Introducing a new martial art in Canada was not an easy task. Martial arts were almost unknown in the occidental culture, often lumped together and mistakenly identified as Karate despite their difference in nature and philosophy. To help clear some of the confusion, competitions were organized where “Taekwondoistes” and “Karatekas” fought each other. It is interesting to note that they did not use any protective gear, fighting only with their bare fists and feet.
As the years passed and Chong Lee’ students accumulated victories, the Master and his art conquered the heart of Quebecois. Passing from combat between styles to combats between provinces, his students were the first Canadian champions.
In 1977, during the first Canadian championship, Chong Lee’s students won gold medals in nine of the ten divisions. They were proud of their performance and more then ever motivated to improve their training. This was followed by the Pan-American and the World Championships in the junior and senior categories. With Grand Master Chong Lee as their coach for twenty tree consecutive years, the Canadian team could boast of a long list of victories.
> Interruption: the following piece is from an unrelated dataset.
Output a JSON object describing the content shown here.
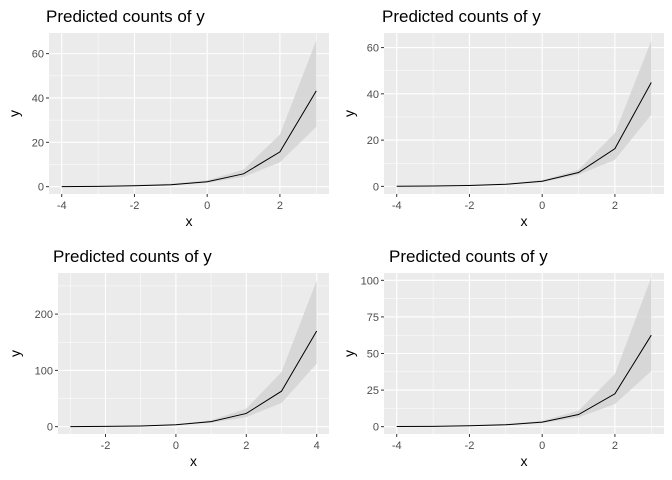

Integrated with Canadian society for over 60 years, Chong Lee has become a symbol of international performance in the sector of athletic competition. His teaching is renowned around the world and on a par with the Korean tradition. His school is represented throughout Canada, the United-States, Mexico, Lebanon, Spain, Greece, and Africa, making it hard to know the exact number of individuals haveing benefited from his teaching. It is estimated that his teaching was passed onto at least 100,000 students in Canada with more than 3,500 black belts. Over 100 Taekwondo schools worldwide display his crest, and are affiliated members of Chong Lee Taekwondo.